Es gibt Menschen, von denen ich im Laufe der Zeit sehr viel gelernt habe. Ich nenne sie meine Lehrer. Ohne sie wäre ich nicht dort, wo ich heute bin. Sie alle haben mich verändert und ein Stück meines Weges begleitet. Sie haben mir das Leben und den Glauben beigebracht. Sie haben mich korrigiert und herausgefordert. Ich verdanke ihnen viel. Darum möchte ich sie hier vorstellen.


Brené Brown


Als Erstes möchte ich von Bréne Brown erzählen. Sie ist Sozialarbeiterin, Texanerin und anglikanische Christin. Aber es ist nicht der Glaube, über den sie normalerweise spricht. Sie ist nämlich Forscherin und fortscht über Scham und Verletzlichkeit, Empathie und Verbundenheit. Denn Scham und Verletzlichkeit (die Angst unvollkommen gesehen, beschämt und abgelehnt zu werden) sind die Gründe, warum wir uns verschließen – vor Menschen, die uns nahekommen oder vor Fehlern, die wir nicht eingestehen wollen.
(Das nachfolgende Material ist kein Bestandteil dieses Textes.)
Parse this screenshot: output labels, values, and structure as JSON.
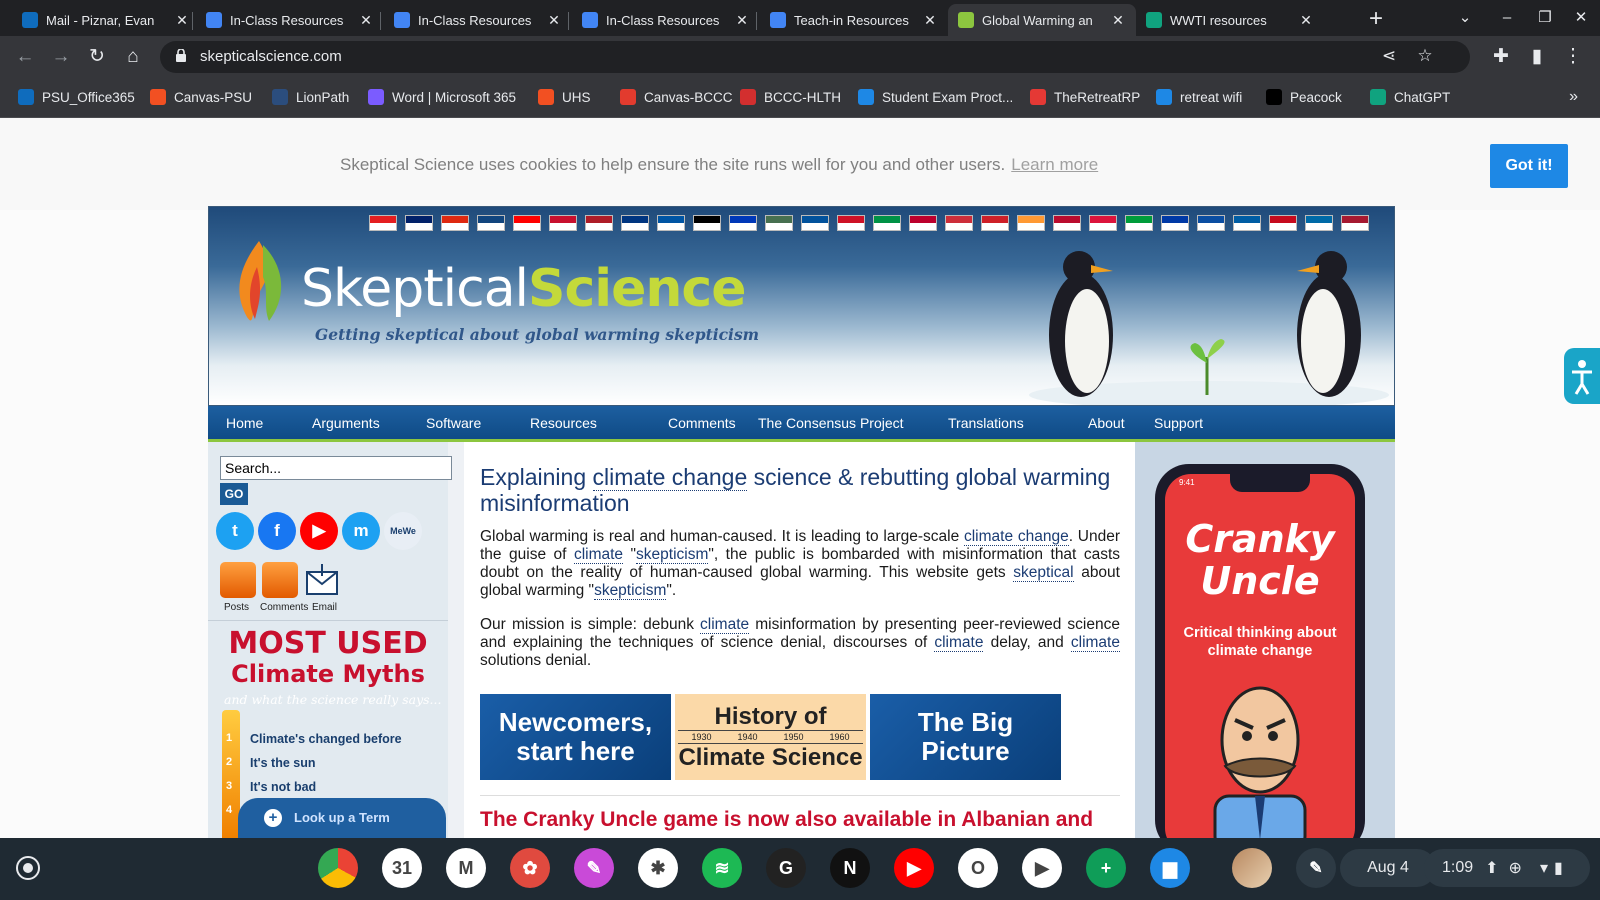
{
  "browser": {
    "tabs": [
      {
        "label": "Mail - Piznar, Evan",
        "icon": "outlook-icon",
        "color": "#0f6cbd",
        "active": false
      },
      {
        "label": "In-Class Resources",
        "icon": "docs-icon",
        "color": "#4285f4",
        "active": false
      },
      {
        "label": "In-Class Resources",
        "icon": "docs-icon",
        "color": "#4285f4",
        "active": false
      },
      {
        "label": "In-Class Resources",
        "icon": "docs-icon",
        "color": "#4285f4",
        "active": false
      },
      {
        "label": "Teach-in Resources",
        "icon": "docs-icon",
        "color": "#4285f4",
        "active": false
      },
      {
        "label": "Global Warming an",
        "icon": "skepticalscience-icon",
        "color": "#8cc63f",
        "active": true
      },
      {
        "label": "WWTI resources",
        "icon": "chatgpt-icon",
        "color": "#10a37f",
        "active": false
      }
    ],
    "url": "skepticalscience.com",
    "bookmarks": [
      {
        "label": "PSU_Office365",
        "color": "#0f6cbd"
      },
      {
        "label": "Canvas-PSU",
        "color": "#f25022"
      },
      {
        "label": "LionPath",
        "color": "#2b4d7d"
      },
      {
        "label": "Word | Microsoft 365",
        "color": "#7b5cff"
      },
      {
        "label": "UHS",
        "color": "#f25022"
      },
      {
        "label": "Canvas-BCCC",
        "color": "#e23b2e"
      },
      {
        "label": "BCCC-HLTH",
        "color": "#d32f2f"
      },
      {
        "label": "Student Exam Proct...",
        "color": "#1e88e5"
      },
      {
        "label": "TheRetreatRP",
        "color": "#e53935"
      },
      {
        "label": "retreat wifi",
        "color": "#1e88e5"
      },
      {
        "label": "Peacock",
        "color": "#000000"
      },
      {
        "label": "ChatGPT",
        "color": "#10a37f"
      }
    ]
  },
  "cookie": {
    "message": "Skeptical Science uses cookies to help ensure the site runs well for you and other users.",
    "learn_more": "Learn more",
    "button": "Got it!"
  },
  "site": {
    "logo_word1": "Skeptical",
    "logo_word2": "Science",
    "tagline": "Getting skeptical about global warming skepticism",
    "nav": [
      "Home",
      "Arguments",
      "Software",
      "Resources",
      "Comments",
      "The Consensus Project",
      "Translations",
      "About",
      "Support"
    ],
    "search_value": "Search...",
    "go_label": "GO",
    "social": [
      {
        "name": "twitter-icon",
        "glyph": "t",
        "color": "#1da1f2"
      },
      {
        "name": "facebook-icon",
        "glyph": "f",
        "color": "#1877f2"
      },
      {
        "name": "youtube-icon",
        "glyph": "▶",
        "color": "#ff0000"
      },
      {
        "name": "mastodon-icon",
        "glyph": "m",
        "color": "#1da1f2"
      },
      {
        "name": "mewe-icon",
        "glyph": "MeWe",
        "color": "#e8eef5"
      }
    ],
    "feeds": [
      "Posts",
      "Comments",
      "Email"
    ],
    "myths_title": "MOST USED",
    "myths_sub": "Climate Myths",
    "myths_note": "and what the science really says...",
    "myths": [
      "Climate's changed before",
      "It's the sun",
      "It's not bad"
    ],
    "lookup_label": "Look up a Term",
    "heading_parts": [
      "Explaining ",
      "climate change",
      " science & rebutting global warming misinformation"
    ],
    "para1": [
      {
        "t": "Global warming is real and human-caused. It is leading to large-scale "
      },
      {
        "k": "climate change"
      },
      {
        "t": ". Under the guise of "
      },
      {
        "k": "climate"
      },
      {
        "t": " \""
      },
      {
        "k": "skepticism"
      },
      {
        "t": "\", the public is bombarded with misinformation that casts doubt on the reality of human-caused global warming. This website gets "
      },
      {
        "k": "skeptical"
      },
      {
        "t": " about global warming \""
      },
      {
        "k": "skepticism"
      },
      {
        "t": "\"."
      }
    ],
    "para2": [
      {
        "t": "Our mission is simple: debunk "
      },
      {
        "k": "climate"
      },
      {
        "t": " misinformation by presenting peer-reviewed science and explaining the techniques of science denial, discourses of "
      },
      {
        "k": "climate"
      },
      {
        "t": " delay, and "
      },
      {
        "k": "climate"
      },
      {
        "t": " solutions denial."
      }
    ],
    "promos": [
      {
        "line1": "Newcomers,",
        "line2": "start here",
        "style": "blue"
      },
      {
        "line1": "History of",
        "line2": "Climate Science",
        "style": "tan",
        "years": [
          "1930",
          "1940",
          "1950",
          "1960"
        ]
      },
      {
        "line1": "The Big",
        "line2": "Picture",
        "style": "blue"
      }
    ],
    "red_heading": "The Cranky Uncle game is now also available in Albanian and",
    "cranky_title1": "Cranky",
    "cranky_title2": "Uncle",
    "cranky_sub": "Critical thinking about climate change",
    "phone_time": "9:41"
  },
  "shelf": {
    "apps": [
      {
        "name": "chrome-icon",
        "color": "#ffffff",
        "glyph": ""
      },
      {
        "name": "calendar-icon",
        "color": "#ffffff",
        "glyph": "31"
      },
      {
        "name": "gmail-icon",
        "color": "#ffffff",
        "glyph": "M"
      },
      {
        "name": "canvas-icon",
        "color": "#e04a3f",
        "glyph": "✿"
      },
      {
        "name": "sketch-icon",
        "color": "#c94ad8",
        "glyph": "✎"
      },
      {
        "name": "photos-icon",
        "color": "#ffffff",
        "glyph": "✱"
      },
      {
        "name": "spotify-icon",
        "color": "#1db954",
        "glyph": "≋"
      },
      {
        "name": "grammarly-icon",
        "color": "#222222",
        "glyph": "G"
      },
      {
        "name": "netflix-icon",
        "color": "#111111",
        "glyph": "N"
      },
      {
        "name": "youtube-app-icon",
        "color": "#ff0000",
        "glyph": "▶"
      },
      {
        "name": "office-icon",
        "color": "#ffffff",
        "glyph": "O"
      },
      {
        "name": "play-store-icon",
        "color": "#ffffff",
        "glyph": "▶"
      },
      {
        "name": "sheets-icon",
        "color": "#0f9d58",
        "glyph": "+"
      },
      {
        "name": "files-icon",
        "color": "#1e88e5",
        "glyph": "▆"
      }
    ],
    "date": "Aug 4",
    "time": "1:09"
  }
}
Dabei werden wir hart, engstirnig, unverbesserlich, unbarmherzig, distanziert und einsam - wenn wir nicht zu unserer eigenen Unvollkommenheit stehen können. Oder wenn wir nicht wissen wie man Grenzen setzt und uns darum ausnutzen lassen und bitter werden. Darum ist es so wichtig mehr darüber zu lernen.


Durch ihre Bücher und Podcasts habe ich gelernt

  • ehrlich mit mir selbst zu werden

  • die Angst vor Fehlern und dem Scheitern zu verlieren

  • Grenzen zu setzen, um empathisch zu bleiben

  • Verantwortung für meine Geschichte zu übernehmen und

  • mich vertrauensvollen anderen Menschen in meiner Tiefe zu zeigen

 

Ihre Bücher haben mich aufgefangen, als ich vor vielen Jahren zum zweiten Mal geich nach meinem Studium meinen Job gekündigt hatte, weil ich nicht darin zurecht kam und das Gefühl hatte auf ganzer Linie in meinem Beruf gescheitert zu sein. Heute habe ich viel weniger Angst vor allem.


Brené Brown hat mir die Grundlagen tiefer authentischer und gesunder Beziehungen beigebracht. Ohne sie hätte ich mich vielleicht nie

  • für echte Freundschaften geöffnet

  • Hilfe bei Therapeuten und Freunden gesucht

  • meine Meinung ehrlich revidiert

  • meine Schwächen und mein Versagen benennen, annehmen und andere mich darin begleiten lassen oder

  • klare und empathsich Menschen führen gelernt (z.B. in Klassen, mit Kindern)

 

Dank ihr schiebe ich niemals mehr Schuld auf andere. Dank ihr kann ich in allen Menschen das Beste sehen. Dank ihr kann ich heute ehrlich um Hilfe bitten und in anderen Situationen sagen: „Nein, das möchte ich nicht.“ Ich habe mit ihr gelernt, die volle Verantwortung für mein Leben zu übernehmen. Durch sie habe ich auch gelernt, mich nicht für meine Geschichten von Depression, Panik, Liebeskummer oder Abhängigkeiten zu schämen, sondern sie an sicheren Orten auszusprechen und so die Scham zu verlieren und tiefe Anteilnahme zu erleben. Einer ihrer Schlüsselsätze lautet:


„Shame dies when stories are told in safe places.“


„Die Scham stirbt, wenn die Geschichten an sicheren Orten erzählt werden.“


Von ihr habe ich auch gelernt:


Je klarer ich meine Grenzen setze und kommuniziere, desto liebevoller und empathischer bin ich.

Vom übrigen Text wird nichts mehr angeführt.